De duras penas
Não participo da disputa virtual que bota brasileiros em trincheiras antagônicas, com uma defendendo o presidente Jair Bolsonaro e outra o atacando, e vice-versa. Prefiro nossos assuntos regionais. Além disso, sou contra o golpismo do “Fora Bolsonaro” e aquele que pede o fechamento do STF e do Congresso. Porém, sinto-me no dever de focalizar a censura imposta liminarmente e em primeira instância ao jornalista e blogueiro Enock Cavalcanti, em Cuiabá.
Os fatos.
Em 19 de abril deste ano, Dia do Exército, um grupo de manifestantes protestou diante do muro do quartel do 44º Batalhão de Infantaria Motorizado em Cuiabá, pedindo a volta do AI-5 e o fechamento do Congresso e do STF.
A manifestação foi abordada por Enock em seu blogue – paginadoe.com.br – e em sua página do Facebook.
Enock não economizou criticas ao protesto, e em seu texto foi duro em palavras com a jornalista e colunista social Roseli Arruda. Insatisfeita com o tratamento nos conteúdos de Enock, Roseli o acionou judicialmente. A juíza Maria Aparecida Ferreira Fago, do 2º Juizado Cível de Cuiabá, liminarmente determinou que em 12 horas o blogueiro retirasse seus conteúdos da internet, sob pena da aplicação de multa diária ao mesmo.
Na segunda-feira, 15, o oficial de Justiça localizou Enock, que imediatamente tratou de cumprir a determinação da magistrada, mas paralelamente a isso entrou em cena, por meio de seu advogado Diogo Botelho, pra tentar a reversão da decisão.
Somos um país de máximas, de causas pétreas, de direitos adquiridos. Ao longo da vida aprendi que se deve respeito aos princípios constitucionais, que devemos abominar toda forma de arbítrio, que nossa democracia é alicerçada pela liberdade de expressão, pela inviolabilidade da correspondência, pelo direito de ir e vir e outros postulados que devem sempre ser observados. Longe de se tratar de princípio, mas há entendimento geral de que decisão judicial se cumpre – sem prejuízo de questioná-la dentro e fora dos tribunais.

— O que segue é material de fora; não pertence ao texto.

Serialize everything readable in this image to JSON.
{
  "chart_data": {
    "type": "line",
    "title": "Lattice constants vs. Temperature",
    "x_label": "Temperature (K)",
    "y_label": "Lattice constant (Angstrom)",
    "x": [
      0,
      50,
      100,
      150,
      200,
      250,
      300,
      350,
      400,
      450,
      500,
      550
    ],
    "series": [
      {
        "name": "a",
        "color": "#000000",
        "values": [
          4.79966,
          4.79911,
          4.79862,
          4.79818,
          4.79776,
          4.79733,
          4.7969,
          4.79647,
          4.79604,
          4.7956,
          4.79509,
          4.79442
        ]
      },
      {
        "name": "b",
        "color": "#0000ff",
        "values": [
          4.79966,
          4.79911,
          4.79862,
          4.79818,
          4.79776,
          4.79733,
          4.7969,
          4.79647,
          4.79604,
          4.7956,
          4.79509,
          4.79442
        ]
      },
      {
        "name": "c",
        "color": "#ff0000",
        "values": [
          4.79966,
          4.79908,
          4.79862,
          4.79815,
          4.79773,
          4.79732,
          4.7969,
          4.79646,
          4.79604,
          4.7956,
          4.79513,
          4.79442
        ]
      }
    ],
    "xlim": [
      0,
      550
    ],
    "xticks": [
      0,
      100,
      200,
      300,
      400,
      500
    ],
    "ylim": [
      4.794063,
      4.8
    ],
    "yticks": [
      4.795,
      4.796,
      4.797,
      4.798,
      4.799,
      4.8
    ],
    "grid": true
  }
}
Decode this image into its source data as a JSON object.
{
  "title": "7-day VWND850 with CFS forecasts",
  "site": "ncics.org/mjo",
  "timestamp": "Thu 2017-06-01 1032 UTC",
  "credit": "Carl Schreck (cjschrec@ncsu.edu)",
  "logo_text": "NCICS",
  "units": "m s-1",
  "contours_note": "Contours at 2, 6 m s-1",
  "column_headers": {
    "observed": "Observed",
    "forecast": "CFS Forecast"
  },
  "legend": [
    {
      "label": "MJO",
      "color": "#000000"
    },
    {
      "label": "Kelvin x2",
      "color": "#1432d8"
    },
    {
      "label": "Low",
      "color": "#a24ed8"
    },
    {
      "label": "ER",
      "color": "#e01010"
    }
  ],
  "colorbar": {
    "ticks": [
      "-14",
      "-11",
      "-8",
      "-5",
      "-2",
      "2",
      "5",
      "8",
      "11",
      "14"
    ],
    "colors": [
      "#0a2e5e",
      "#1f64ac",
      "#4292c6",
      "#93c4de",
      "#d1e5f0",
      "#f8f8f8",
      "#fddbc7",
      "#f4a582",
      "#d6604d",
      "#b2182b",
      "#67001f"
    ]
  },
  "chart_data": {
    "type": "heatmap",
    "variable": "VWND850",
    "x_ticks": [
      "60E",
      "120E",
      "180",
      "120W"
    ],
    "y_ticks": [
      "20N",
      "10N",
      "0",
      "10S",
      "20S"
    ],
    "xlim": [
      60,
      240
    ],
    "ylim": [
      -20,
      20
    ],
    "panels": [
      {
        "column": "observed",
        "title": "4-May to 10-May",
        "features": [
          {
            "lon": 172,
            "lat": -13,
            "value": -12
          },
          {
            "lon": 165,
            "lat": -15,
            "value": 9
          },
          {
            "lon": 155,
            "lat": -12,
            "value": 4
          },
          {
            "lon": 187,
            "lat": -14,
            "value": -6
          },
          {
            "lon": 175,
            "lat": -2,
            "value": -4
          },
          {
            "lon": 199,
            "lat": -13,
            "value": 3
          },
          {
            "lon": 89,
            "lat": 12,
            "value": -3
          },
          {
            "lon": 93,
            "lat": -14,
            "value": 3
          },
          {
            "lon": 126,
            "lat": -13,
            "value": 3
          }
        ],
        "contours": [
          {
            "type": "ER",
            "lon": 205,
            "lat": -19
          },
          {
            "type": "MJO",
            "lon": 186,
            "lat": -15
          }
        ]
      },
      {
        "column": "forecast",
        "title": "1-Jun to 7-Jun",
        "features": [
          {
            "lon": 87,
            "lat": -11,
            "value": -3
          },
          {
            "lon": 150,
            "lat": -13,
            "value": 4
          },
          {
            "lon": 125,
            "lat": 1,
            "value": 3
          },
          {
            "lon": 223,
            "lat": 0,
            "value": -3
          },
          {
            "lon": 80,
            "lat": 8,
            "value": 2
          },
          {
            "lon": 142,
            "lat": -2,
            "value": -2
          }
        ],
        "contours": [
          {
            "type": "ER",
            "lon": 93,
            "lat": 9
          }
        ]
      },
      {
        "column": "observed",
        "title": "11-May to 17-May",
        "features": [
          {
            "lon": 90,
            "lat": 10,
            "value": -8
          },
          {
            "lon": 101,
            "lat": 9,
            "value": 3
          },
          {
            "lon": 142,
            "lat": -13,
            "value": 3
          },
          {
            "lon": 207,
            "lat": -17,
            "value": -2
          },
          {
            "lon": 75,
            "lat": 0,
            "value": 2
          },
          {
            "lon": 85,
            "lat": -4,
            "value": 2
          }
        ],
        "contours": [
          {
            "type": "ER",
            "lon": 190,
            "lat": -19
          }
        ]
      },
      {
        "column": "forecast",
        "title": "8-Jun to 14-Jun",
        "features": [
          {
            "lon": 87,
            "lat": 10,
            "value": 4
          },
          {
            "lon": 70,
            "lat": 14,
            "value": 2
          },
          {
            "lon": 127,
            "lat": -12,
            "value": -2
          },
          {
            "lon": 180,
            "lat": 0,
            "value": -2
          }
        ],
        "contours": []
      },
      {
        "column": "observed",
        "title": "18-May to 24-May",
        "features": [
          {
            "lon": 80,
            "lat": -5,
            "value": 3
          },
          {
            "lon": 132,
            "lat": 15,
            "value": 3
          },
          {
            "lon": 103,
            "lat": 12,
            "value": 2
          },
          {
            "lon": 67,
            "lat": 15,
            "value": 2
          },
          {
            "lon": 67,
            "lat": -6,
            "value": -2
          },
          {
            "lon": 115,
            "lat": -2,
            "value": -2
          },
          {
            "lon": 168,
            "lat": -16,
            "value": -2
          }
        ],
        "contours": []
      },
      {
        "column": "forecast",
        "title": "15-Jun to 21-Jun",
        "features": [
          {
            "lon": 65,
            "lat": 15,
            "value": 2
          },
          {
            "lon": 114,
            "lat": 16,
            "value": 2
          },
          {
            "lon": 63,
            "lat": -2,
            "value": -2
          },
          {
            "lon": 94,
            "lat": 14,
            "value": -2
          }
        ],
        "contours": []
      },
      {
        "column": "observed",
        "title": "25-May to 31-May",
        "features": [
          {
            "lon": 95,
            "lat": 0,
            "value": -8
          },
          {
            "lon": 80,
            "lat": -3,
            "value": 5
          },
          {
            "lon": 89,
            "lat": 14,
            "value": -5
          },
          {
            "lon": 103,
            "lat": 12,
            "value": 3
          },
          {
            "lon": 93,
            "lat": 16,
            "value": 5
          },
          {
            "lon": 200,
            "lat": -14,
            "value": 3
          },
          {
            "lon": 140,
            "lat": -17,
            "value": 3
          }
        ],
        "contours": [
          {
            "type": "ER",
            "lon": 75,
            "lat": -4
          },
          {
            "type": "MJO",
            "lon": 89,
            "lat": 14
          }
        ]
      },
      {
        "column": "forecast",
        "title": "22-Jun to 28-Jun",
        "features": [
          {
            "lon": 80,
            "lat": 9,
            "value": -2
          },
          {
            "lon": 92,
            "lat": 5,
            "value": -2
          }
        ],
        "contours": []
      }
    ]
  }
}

A censura imposta a Enock é algo preocupante. Nessa quadra em que o STF (consequentemente o Judiciário) e o Congresso (com todas as casas legislativas) estão na mira dos que defendem o restabelecimento do arbítrio ditatorial simbolizado pelo (extinto) AI-5 soa incompreensível social e politicamente que alguém seja condenado por se posicionar em defesa dos Poderes ameaçados – independentemente de seu linguajar jornalístico, e nesse caso, evoco uma de nossas máximas, que se encaixa perfeitamente bem na questão: o fim justifica o meio.
Em nenhuma parte do mundo se vê grupos nas ruas xingando ministro da mais alta corte de Justiça nem lançando fogos de artifícios sobre a mesma. Também, na face da Terra, não há registro de militante dizendo abertamente que infernizará a vida de ministro do Judiciário. No Brasil isso acontece. Felizmente, em Brasília, o ministro Alexandre de Moraes determinou a prisão de alguns desses conspiradores contra a democracia.
Continuarei fora da disputa da direita com a esquerda e vice-versa. Permaneço falando sobre Mato Grosso, mas sem a agressividade verbal (e física em alguns casos) dos grupos que se degladiam no plano nacional. Aqui continuarei acompanhando os fatos e inclusive essa punição ao Enock, que salvo melhor juízo do meu modesto entendimento censura o direito social de defender os poderes ora ameaçados.
Longe de acirrar os ânimos entre Roseli e Enock, ao contrário, desejando harmonia entre eles, permaneço ao lado da legalidade, a legalidade de defender o STF e o Congresso; a legalidade para abominar o AI-5; e a legalidade de discordar da censura nessa terra de liberdade conquistada a duras penas.